Na praça, um tablado servia de palco. Capitaneado por negras caixas de som amplificadas. Em posição de sentido, aguardavam a bandinha do Mestre Bulhões. Os borboleteantes cavaletes de partitura com as asas fechadas, dormiam. Os inseparáveis casais, magérrimos cambitos dos taróis e caixas, e rechonchudas baquetas dos bombos, escondidos descansavam. Cuidadosamente guardados em esquifes luxuosamente forrados de seda e veludo azul, os metais dormiam o sono dos justos.  Não seria necessário muito esforço, pra ouvir retinindo nos tímpanos recorrentes, os acordes dos trompetes e tubas, na cadenciada harmonia da festa de Zé Pereira e Juvenal. Aquilo permaneceria por longos dias.

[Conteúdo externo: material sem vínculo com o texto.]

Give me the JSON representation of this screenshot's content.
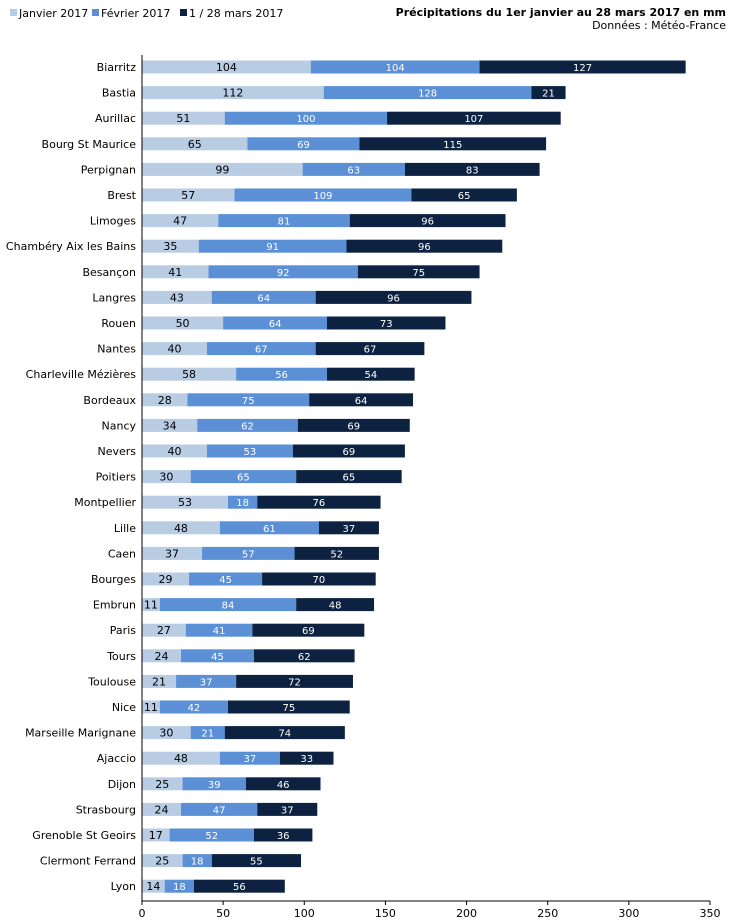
{
  "chart_data": {
    "type": "bar",
    "orientation": "horizontal",
    "stacked": true,
    "title": "Précipitations du 1er janvier au 28 mars 2017 en mm",
    "subtitle": "Données : Météo-France",
    "xlabel": "",
    "ylabel": "",
    "xlim": [
      0,
      350
    ],
    "xticks": [
      0,
      50,
      100,
      150,
      200,
      250,
      300,
      350
    ],
    "grid": false,
    "legend_position": "top-left",
    "categories": [
      "Biarritz",
      "Bastia",
      "Aurillac",
      "Bourg St Maurice",
      "Perpignan",
      "Brest",
      "Limoges",
      "Chambéry Aix les Bains",
      "Besançon",
      "Langres",
      "Rouen",
      "Nantes",
      "Charleville Mézières",
      "Bordeaux",
      "Nancy",
      "Nevers",
      "Poitiers",
      "Montpellier",
      "Lille",
      "Caen",
      "Bourges",
      "Embrun",
      "Paris",
      "Tours",
      "Toulouse",
      "Nice",
      "Marseille Marignane",
      "Ajaccio",
      "Dijon",
      "Strasbourg",
      "Grenoble St Geoirs",
      "Clermont Ferrand",
      "Lyon"
    ],
    "series": [
      {
        "name": "Janvier 2017",
        "color": "#b8cce4",
        "values": [
          104,
          112,
          51,
          65,
          99,
          57,
          47,
          35,
          41,
          43,
          50,
          40,
          58,
          28,
          34,
          40,
          30,
          53,
          48,
          37,
          29,
          11,
          27,
          24,
          21,
          11,
          30,
          48,
          25,
          24,
          17,
          25,
          14
        ]
      },
      {
        "name": "Février 2017",
        "color": "#5b8fd6",
        "values": [
          104,
          128,
          100,
          69,
          63,
          109,
          81,
          91,
          92,
          64,
          64,
          67,
          56,
          75,
          62,
          53,
          65,
          18,
          61,
          57,
          45,
          84,
          41,
          45,
          37,
          42,
          21,
          37,
          39,
          47,
          52,
          18,
          18
        ]
      },
      {
        "name": "1 / 28 mars 2017",
        "color": "#0d2240",
        "values": [
          127,
          21,
          107,
          115,
          83,
          65,
          96,
          96,
          75,
          96,
          73,
          67,
          54,
          64,
          69,
          69,
          65,
          76,
          37,
          52,
          70,
          48,
          69,
          62,
          72,
          75,
          74,
          33,
          46,
          37,
          36,
          55,
          56
        ]
      }
    ]
  }
}
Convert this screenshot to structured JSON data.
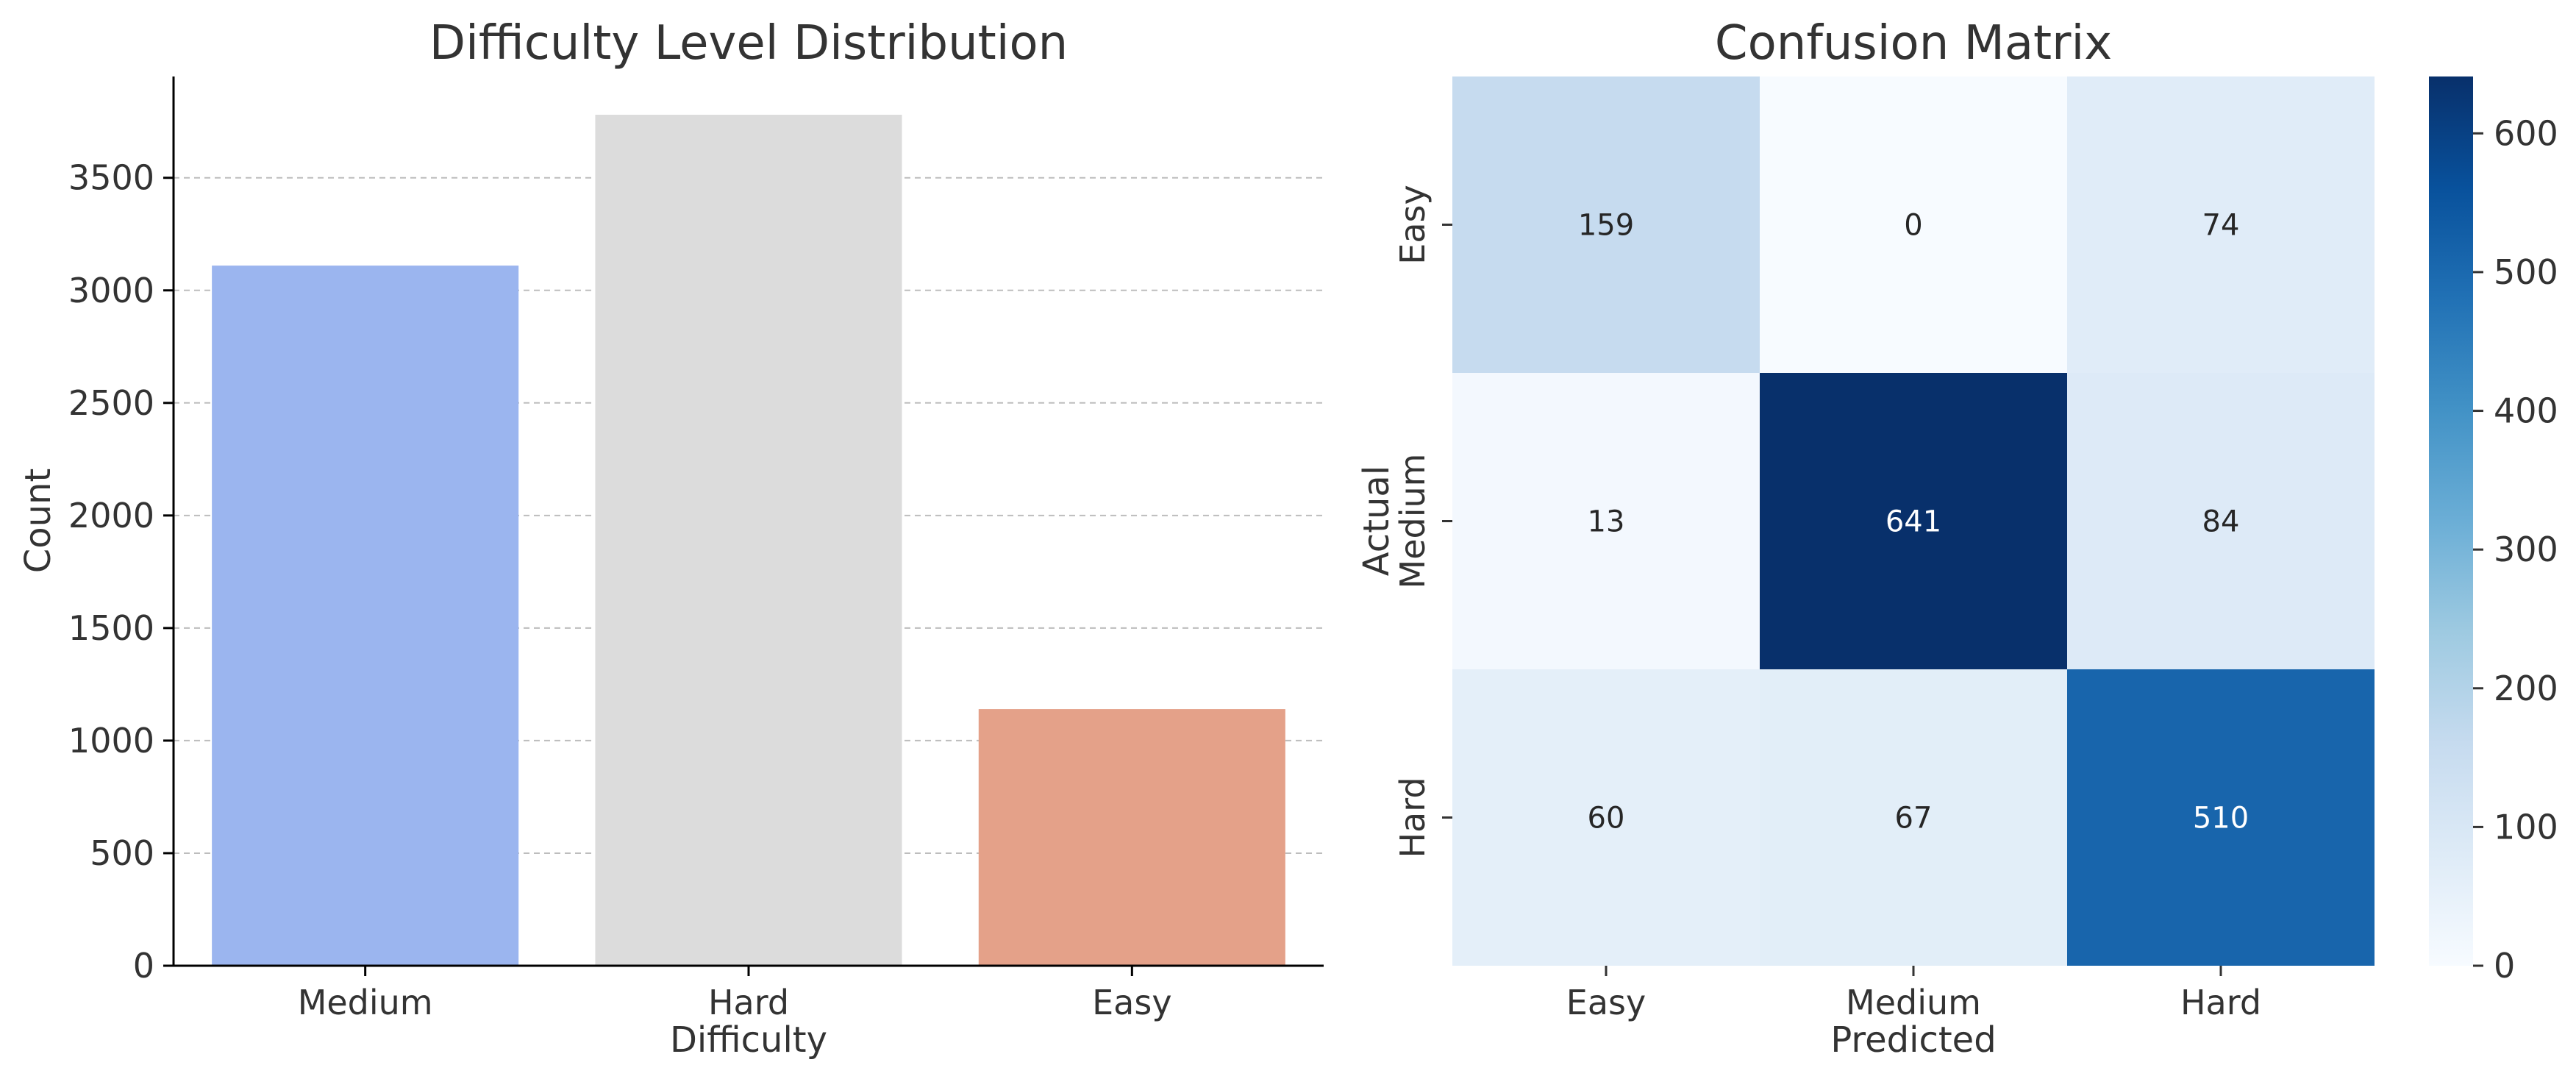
{
  "chart_data": [
    {
      "type": "bar",
      "title": "Difficulty Level Distribution",
      "xlabel": "Difficulty",
      "ylabel": "Count",
      "categories": [
        "Medium",
        "Hard",
        "Easy"
      ],
      "values": [
        3110,
        3780,
        1140
      ],
      "colors": [
        "#9bb5ef",
        "#dcdcdc",
        "#e4a189"
      ],
      "ylim": [
        0,
        3950
      ],
      "yticks": [
        0,
        500,
        1000,
        1500,
        2000,
        2500,
        3000,
        3500
      ],
      "grid": "y-dashed",
      "legend": "none"
    },
    {
      "type": "heatmap",
      "title": "Confusion Matrix",
      "xlabel": "Predicted",
      "ylabel": "Actual",
      "x_categories": [
        "Easy",
        "Medium",
        "Hard"
      ],
      "y_categories": [
        "Easy",
        "Medium",
        "Hard"
      ],
      "values": [
        [
          159,
          0,
          74
        ],
        [
          13,
          641,
          84
        ],
        [
          60,
          67,
          510
        ]
      ],
      "colormap": "Blues",
      "colorbar": {
        "min": 0,
        "max": 641,
        "ticks": [
          0,
          100,
          200,
          300,
          400,
          500,
          600
        ]
      }
    }
  ]
}
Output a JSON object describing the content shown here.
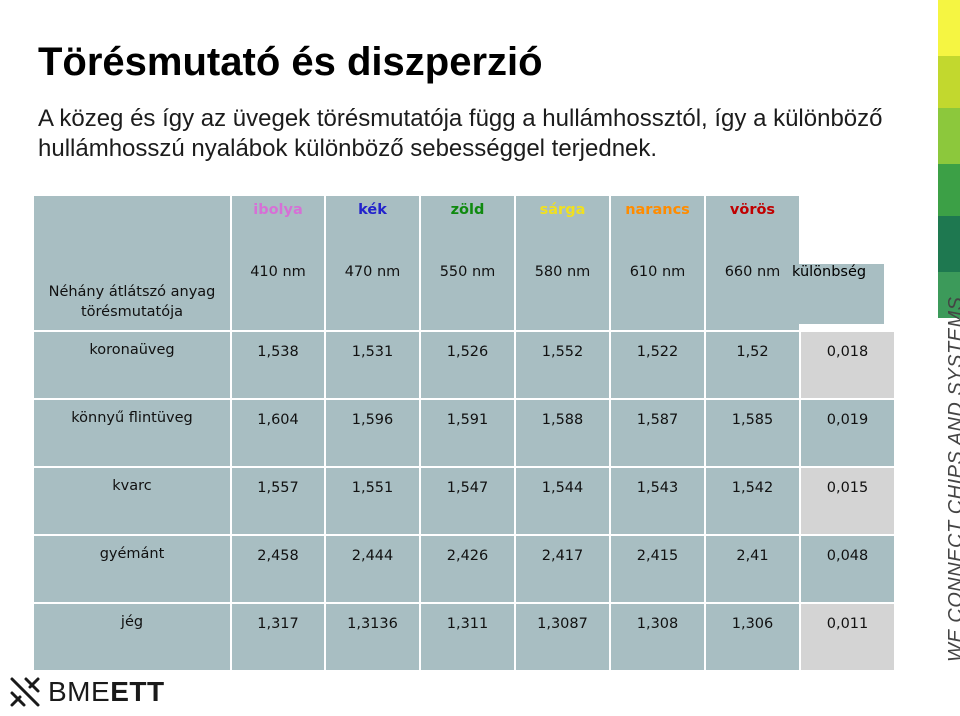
{
  "title": "Törésmutató és diszperzió",
  "subtitle": "A közeg és így az üvegek törésmutatója függ a hullámhossztól, így a különböző hullámhosszú nyalábok különböző sebességgel terjednek.",
  "table": {
    "header_label": "Néhány átlátszó anyag törésmutatója",
    "difference_label": "különbség",
    "colors": [
      {
        "name": "ibolya",
        "color": "#d670d6"
      },
      {
        "name": "kék",
        "color": "#2222cc"
      },
      {
        "name": "zöld",
        "color": "#0f8a0f"
      },
      {
        "name": "sárga",
        "color": "#f0e020"
      },
      {
        "name": "narancs",
        "color": "#ff8c00"
      },
      {
        "name": "vörös",
        "color": "#c00000"
      }
    ],
    "wavelengths": [
      "410 nm",
      "470 nm",
      "550 nm",
      "580 nm",
      "610 nm",
      "660 nm"
    ],
    "rows": [
      {
        "material": "koronaüveg",
        "values": [
          "1,538",
          "1,531",
          "1,526",
          "1,552",
          "1,522",
          "1,52"
        ],
        "difference": "0,018"
      },
      {
        "material": "könnyű flintüveg",
        "values": [
          "1,604",
          "1,596",
          "1,591",
          "1,588",
          "1,587",
          "1,585"
        ],
        "difference": "0,019"
      },
      {
        "material": "kvarc",
        "values": [
          "1,557",
          "1,551",
          "1,547",
          "1,544",
          "1,543",
          "1,542"
        ],
        "difference": "0,015"
      },
      {
        "material": "gyémánt",
        "values": [
          "2,458",
          "2,444",
          "2,426",
          "2,417",
          "2,415",
          "2,41"
        ],
        "difference": "0,048"
      },
      {
        "material": "jég",
        "values": [
          "1,317",
          "1,3136",
          "1,311",
          "1,3087",
          "1,308",
          "1,306"
        ],
        "difference": "0,011"
      }
    ]
  },
  "sidebar_colors": [
    "#f5f542",
    "#c2d82e",
    "#8cc83c",
    "#3ca046",
    "#1e7850",
    "#3c9a5a"
  ],
  "tagline": "WE CONNECT CHIPS AND SYSTEMS",
  "logo": {
    "text_light": "BME",
    "text_bold": "ETT"
  }
}
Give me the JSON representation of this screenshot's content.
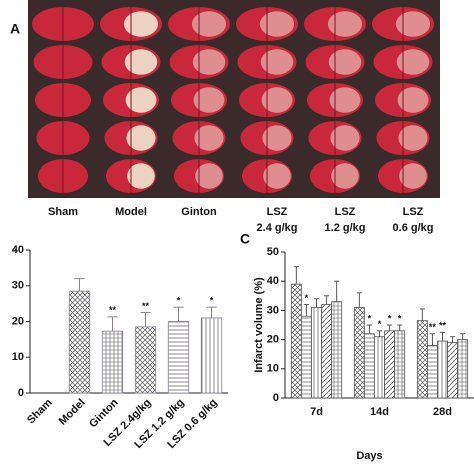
{
  "panel_a": {
    "label": "A",
    "columns": [
      [
        "Sham"
      ],
      [
        "Model"
      ],
      [
        "Ginton"
      ],
      [
        "LSZ",
        "2.4 g/kg"
      ],
      [
        "LSZ",
        "1.2 g/kg"
      ],
      [
        "LSZ",
        "0.6 g/kg"
      ]
    ]
  },
  "chart_data": [
    {
      "type": "bar",
      "categories": [
        "Sham",
        "Model",
        "Ginton",
        "LSZ 2.4g/kg",
        "LSZ 1.2 g/kg",
        "LSZ 0.6 g/kg"
      ],
      "values": [
        0,
        28.5,
        17.3,
        18.5,
        20,
        21
      ],
      "errors": [
        0,
        3.5,
        4,
        4,
        4,
        3
      ],
      "annotations": [
        null,
        null,
        "**",
        "**",
        "*",
        "*"
      ],
      "color": "#8a7f96",
      "ylim": [
        0,
        40
      ],
      "yticks": [
        0,
        10,
        20,
        30,
        40
      ]
    },
    {
      "type": "bar",
      "panel": "C",
      "categories": [
        "7d",
        "14d",
        "28d"
      ],
      "xlabel": "Days",
      "ylabel": "Infarct volume (%)",
      "ylim": [
        0,
        50
      ],
      "yticks": [
        0,
        10,
        20,
        30,
        40,
        50
      ],
      "series": [
        {
          "color": "#555555",
          "values": [
            39,
            31,
            26.5
          ],
          "errors": [
            6,
            5,
            4
          ],
          "annotations": [
            null,
            null,
            null
          ]
        },
        {
          "color": "#555555",
          "values": [
            28,
            22,
            18
          ],
          "errors": [
            4,
            3,
            4
          ],
          "annotations": [
            "*",
            "*",
            "**"
          ]
        },
        {
          "color": "#555555",
          "values": [
            31,
            21,
            19.5
          ],
          "errors": [
            3,
            2,
            3
          ],
          "annotations": [
            null,
            "*",
            "**"
          ]
        },
        {
          "color": "#555555",
          "values": [
            32,
            23,
            19
          ],
          "errors": [
            3,
            2,
            2
          ],
          "annotations": [
            null,
            "*",
            null
          ]
        },
        {
          "color": "#555555",
          "values": [
            33,
            23,
            20
          ],
          "errors": [
            7,
            2,
            2
          ],
          "annotations": [
            null,
            "*",
            null
          ]
        }
      ]
    }
  ]
}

"A Praça Castro Alves é do povo
Como o céu e do avião
Um frevo novo,
Eu peço um frevo novo
Todo mundo na praça
Muita gente sem graça no salão"

Sobrevoada pelo condor, a praça agora era solidão. Em raios de sol, se acordando da ilusão. Aqui e acolá um folião, arriado em baixo das marquises das lojas. Rodrigo amanhecera na rua. Pondo-se sentado, talvez achasse interessante o dia vir lhe acordar quase sem cobrar nada. Apenas dizendo-lhe: “-Sou delírio. Mas não se importe.” Daí se deu conta que havia ainda três dias pra sonhar. Esquecer de não lembrar, que uma vida melancolicamente lhe aguardava, pra quando ele quisesse voltar. Carmem, infelizmente assim não entendia.  Do jeito que se encontrava, com a fantasia de pirata semi destruída, mais parecia um náufrago. Como que sobrevivido numa ilha de delícias e maravilhas. 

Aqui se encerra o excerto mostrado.